$M \otimes_R K$ is uniquely divisible as $R$-module

Question

A module $M$ over a domain $R$ is called uniquely divisible if for every $r \in R \setminus\lbrace 0 \rbrace$ the endomorphism $$\phi_r : M \to M$$ $$m \mapsto r \cdot m$$ is a bijection.

Let $K$ be the field of fraction of $R$. I have to prove that for any $R$-module $M$ , $M \otimes_R K$ is uniquely divisible as $R$-module.

I have proved that $\phi_r$ is surjective, but how to prove the injectivity ?

Answer 1

Hint $1$: If $R$ is a domain, then $K=\mathrm{Frac}(R)$ is a flat $R$-module.

Hint $2$: If $N_r=\{m\in M\mid r\cdot m=0\}$, then $N_r\otimes_{R}K=0$ for $r\ne 0$.

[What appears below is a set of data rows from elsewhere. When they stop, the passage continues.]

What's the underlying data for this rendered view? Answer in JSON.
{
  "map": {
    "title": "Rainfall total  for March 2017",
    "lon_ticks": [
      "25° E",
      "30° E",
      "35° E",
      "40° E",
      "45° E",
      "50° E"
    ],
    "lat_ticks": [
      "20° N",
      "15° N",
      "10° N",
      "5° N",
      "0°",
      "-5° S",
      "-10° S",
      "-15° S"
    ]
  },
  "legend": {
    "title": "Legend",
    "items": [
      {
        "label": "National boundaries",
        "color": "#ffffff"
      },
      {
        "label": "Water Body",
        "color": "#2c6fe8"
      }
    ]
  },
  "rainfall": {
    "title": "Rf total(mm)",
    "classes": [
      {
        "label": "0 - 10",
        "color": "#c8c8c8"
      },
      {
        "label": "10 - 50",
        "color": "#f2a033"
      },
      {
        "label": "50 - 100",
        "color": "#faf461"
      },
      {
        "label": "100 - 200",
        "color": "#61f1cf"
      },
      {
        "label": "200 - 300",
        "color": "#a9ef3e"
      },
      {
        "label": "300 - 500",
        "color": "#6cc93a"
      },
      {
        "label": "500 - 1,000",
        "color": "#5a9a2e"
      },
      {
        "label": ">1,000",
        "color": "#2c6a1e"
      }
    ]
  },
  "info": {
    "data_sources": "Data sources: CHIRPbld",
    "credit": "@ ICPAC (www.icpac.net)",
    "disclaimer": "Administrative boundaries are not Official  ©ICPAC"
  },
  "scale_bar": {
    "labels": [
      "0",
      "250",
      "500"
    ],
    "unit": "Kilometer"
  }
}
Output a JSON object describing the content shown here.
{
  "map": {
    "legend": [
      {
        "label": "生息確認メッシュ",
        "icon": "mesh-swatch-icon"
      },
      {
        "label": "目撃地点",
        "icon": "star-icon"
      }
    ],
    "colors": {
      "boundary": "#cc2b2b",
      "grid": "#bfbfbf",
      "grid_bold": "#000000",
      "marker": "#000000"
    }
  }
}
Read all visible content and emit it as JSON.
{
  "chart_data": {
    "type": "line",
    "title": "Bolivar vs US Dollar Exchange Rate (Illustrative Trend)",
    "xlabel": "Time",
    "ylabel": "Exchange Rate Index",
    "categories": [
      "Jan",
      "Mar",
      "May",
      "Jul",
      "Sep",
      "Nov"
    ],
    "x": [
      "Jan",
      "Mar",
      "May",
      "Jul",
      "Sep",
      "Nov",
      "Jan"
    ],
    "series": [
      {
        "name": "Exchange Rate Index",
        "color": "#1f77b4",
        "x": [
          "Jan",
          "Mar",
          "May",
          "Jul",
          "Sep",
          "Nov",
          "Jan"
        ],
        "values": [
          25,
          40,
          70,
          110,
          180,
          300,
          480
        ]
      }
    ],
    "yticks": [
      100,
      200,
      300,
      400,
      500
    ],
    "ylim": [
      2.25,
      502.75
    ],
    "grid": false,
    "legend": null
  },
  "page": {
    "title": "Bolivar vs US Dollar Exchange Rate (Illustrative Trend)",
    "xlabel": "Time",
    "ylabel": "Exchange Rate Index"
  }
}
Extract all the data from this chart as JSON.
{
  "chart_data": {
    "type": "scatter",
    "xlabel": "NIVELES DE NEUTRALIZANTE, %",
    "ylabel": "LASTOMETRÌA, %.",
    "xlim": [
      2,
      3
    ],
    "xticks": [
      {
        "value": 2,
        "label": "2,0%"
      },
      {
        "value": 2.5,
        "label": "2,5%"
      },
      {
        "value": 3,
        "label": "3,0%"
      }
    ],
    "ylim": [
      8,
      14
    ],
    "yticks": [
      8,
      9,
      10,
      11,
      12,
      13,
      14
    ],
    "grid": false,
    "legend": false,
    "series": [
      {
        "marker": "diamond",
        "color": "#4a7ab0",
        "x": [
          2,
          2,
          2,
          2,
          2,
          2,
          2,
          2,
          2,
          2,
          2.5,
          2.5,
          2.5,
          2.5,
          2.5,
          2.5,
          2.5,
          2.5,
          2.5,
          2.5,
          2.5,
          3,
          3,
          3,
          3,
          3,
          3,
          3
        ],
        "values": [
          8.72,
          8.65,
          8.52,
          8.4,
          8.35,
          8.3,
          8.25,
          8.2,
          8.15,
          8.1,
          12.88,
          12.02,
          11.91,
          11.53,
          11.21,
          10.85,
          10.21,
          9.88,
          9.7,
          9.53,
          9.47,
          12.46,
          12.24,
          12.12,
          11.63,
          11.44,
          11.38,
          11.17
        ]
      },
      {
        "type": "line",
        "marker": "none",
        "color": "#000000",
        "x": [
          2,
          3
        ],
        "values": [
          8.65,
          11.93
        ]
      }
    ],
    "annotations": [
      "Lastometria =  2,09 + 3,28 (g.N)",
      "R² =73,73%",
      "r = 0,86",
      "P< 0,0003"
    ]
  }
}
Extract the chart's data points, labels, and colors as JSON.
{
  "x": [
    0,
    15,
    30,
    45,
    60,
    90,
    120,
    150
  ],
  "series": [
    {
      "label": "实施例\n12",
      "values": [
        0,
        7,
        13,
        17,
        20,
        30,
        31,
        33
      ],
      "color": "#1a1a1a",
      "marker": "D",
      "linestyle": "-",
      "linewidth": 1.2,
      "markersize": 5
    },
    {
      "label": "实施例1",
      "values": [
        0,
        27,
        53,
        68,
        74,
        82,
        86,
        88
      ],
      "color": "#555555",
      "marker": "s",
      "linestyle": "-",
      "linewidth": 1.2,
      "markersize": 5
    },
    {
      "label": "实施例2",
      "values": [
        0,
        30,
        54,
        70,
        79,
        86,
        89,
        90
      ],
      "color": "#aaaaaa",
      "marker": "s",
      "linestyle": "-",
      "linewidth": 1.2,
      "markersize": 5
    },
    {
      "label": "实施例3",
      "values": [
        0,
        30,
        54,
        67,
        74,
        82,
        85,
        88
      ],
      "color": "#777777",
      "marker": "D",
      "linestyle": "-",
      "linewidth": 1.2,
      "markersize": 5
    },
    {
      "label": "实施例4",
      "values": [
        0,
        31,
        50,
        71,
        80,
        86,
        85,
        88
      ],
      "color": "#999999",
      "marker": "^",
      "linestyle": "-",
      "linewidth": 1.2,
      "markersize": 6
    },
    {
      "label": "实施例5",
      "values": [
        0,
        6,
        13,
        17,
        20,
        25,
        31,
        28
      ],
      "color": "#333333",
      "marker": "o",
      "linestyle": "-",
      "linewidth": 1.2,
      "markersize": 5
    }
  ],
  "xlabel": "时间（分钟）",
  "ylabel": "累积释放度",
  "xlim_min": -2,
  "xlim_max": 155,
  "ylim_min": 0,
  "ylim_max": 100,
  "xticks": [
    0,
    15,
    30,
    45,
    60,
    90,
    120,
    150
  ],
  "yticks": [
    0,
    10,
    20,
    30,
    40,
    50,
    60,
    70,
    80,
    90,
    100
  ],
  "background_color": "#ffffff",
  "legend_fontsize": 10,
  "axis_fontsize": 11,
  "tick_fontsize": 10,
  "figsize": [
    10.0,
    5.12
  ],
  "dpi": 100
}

Now for any $r\ne 0$, consider the exact sequence of $R$-modules:

$$0\to N_r\to M\to rM\to 0$$

Can you finish the argument from here?

Answer 2

The module $M\otimes_RK$ is a vector space over $K$. For any $\alpha\in K$, $\alpha\ne0$, and any vector space $V$ over $K$, the map $v\mapsto \alpha v$ is bijective.